13 thoughts on “FAR 52.219-14 Limitations on Subcontracting *

  1. I am interested in learning more about the basis for the practice of applying the limitation of subcontracting provision based on “the percentage of work performed/cost incurred by all small businesses under the contract.”

    My reading of the clause suggests that 50% of the costs incurred in performance of the set aside contract has to incurred for “employees of the concern.” (Prime SB) I would greatly appreciate if you could direct me to some legal or regulatory basis for a more broader view.


    Kurt Young

    • We recommend that you contact the particular agency with whom you have a contract(s). Many agencies will count all work done by a small business (prime or subcontract) as part of the 50 percent, even though the rule does not actually provide such specifics. So the interpretation of the clause is determined on an agency by agency basis, and even sometimes on a contract by contract basis. This is one reason why the rule needs to be changed to address the uncertainties surrounding the current clause.
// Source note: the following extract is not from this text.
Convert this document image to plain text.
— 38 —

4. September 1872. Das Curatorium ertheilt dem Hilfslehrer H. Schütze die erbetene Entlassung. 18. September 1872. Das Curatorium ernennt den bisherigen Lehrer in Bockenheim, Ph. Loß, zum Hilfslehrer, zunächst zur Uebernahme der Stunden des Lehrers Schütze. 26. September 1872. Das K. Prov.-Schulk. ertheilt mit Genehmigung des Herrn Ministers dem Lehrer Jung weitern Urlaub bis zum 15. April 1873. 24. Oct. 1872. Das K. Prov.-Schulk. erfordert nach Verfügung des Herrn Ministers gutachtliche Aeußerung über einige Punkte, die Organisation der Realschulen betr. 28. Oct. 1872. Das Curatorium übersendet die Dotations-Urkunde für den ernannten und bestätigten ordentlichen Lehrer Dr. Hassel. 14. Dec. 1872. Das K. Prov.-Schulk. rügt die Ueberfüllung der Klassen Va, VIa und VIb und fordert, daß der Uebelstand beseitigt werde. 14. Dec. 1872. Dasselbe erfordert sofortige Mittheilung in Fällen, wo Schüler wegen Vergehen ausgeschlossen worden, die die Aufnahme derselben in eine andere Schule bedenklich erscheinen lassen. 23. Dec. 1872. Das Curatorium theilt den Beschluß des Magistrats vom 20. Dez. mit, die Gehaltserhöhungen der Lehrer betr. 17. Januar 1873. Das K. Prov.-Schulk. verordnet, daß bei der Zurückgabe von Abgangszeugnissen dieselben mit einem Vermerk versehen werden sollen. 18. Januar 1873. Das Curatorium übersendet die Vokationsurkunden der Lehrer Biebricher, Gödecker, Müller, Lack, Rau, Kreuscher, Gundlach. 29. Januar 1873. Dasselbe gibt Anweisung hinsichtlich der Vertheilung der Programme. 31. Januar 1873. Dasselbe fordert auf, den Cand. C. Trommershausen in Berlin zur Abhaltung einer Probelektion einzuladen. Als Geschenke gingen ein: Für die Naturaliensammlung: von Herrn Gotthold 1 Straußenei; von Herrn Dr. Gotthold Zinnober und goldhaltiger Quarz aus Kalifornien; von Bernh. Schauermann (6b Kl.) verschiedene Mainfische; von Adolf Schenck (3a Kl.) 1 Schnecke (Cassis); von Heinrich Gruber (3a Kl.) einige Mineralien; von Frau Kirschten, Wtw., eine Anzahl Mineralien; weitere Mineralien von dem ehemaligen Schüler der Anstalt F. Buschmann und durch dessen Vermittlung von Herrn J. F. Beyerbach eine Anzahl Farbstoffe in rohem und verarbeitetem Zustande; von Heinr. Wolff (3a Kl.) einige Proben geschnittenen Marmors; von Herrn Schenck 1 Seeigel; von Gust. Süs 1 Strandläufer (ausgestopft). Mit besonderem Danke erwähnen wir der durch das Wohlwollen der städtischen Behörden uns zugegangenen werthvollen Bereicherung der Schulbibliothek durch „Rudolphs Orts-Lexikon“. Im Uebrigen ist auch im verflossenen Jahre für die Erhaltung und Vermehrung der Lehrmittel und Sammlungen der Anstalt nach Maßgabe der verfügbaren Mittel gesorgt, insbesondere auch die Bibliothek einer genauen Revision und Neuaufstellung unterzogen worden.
    • For services, The key is ” performance incurred for personnel”. Thus, the prime needs to perform at the stated 50% of the labor (which is based upon the fully burdened cost), and not the cost for equipment, materials, lab tests, etc.

      Other contract types have similar tests, but the milestone and measurement basis may differ

  2. For “true” services there is no way to determine that the contractor is providing at least 50% of the Labor since no payrolls are required to be submitted. Construction projects at least you can review the payrolls to be able to see that the contractor has accomplished this to some extent based on the costs from the payrolls.

  3. Dear FAR, my question is this can a General contractor of Alaska Native back ground cancel a subcontractor if the sub is a DBE and the project is on going with the Navy ? Can the General contractor say to the sub your getting to much money for your contract and out of connivance I am terminating your contract?

  4. If the Alaska Native company can not cancel the sub contract in regard to the Navy contract, what section of FAR would they be in violation of?

    • Provided it is working under a small business set-aside contract or SBA 8(a) program, the ANC would be in violation of its obligation to limit subcontracting as provided under FAR 52.219-14.

  5. FAR 52.219-14 Limitations on Subcontracting certification
    As a Small Business GWAC contract holder can you explain how I should respond to an RFQ’s that request OEM software license pricing, product installation price and 1 year maintenance cost. How do I calculate the SB percentage for the RFQ?

  6. I’m curious how the inclusion of FAR 52.219-14 in an STTR contract where the SBC is only required to perform 40% of the effort works? The two factors seem to be at direct odds with one another.

  7. Can a large business subcontractor have hourly rates that are greater than the small business prime on a small business set aside?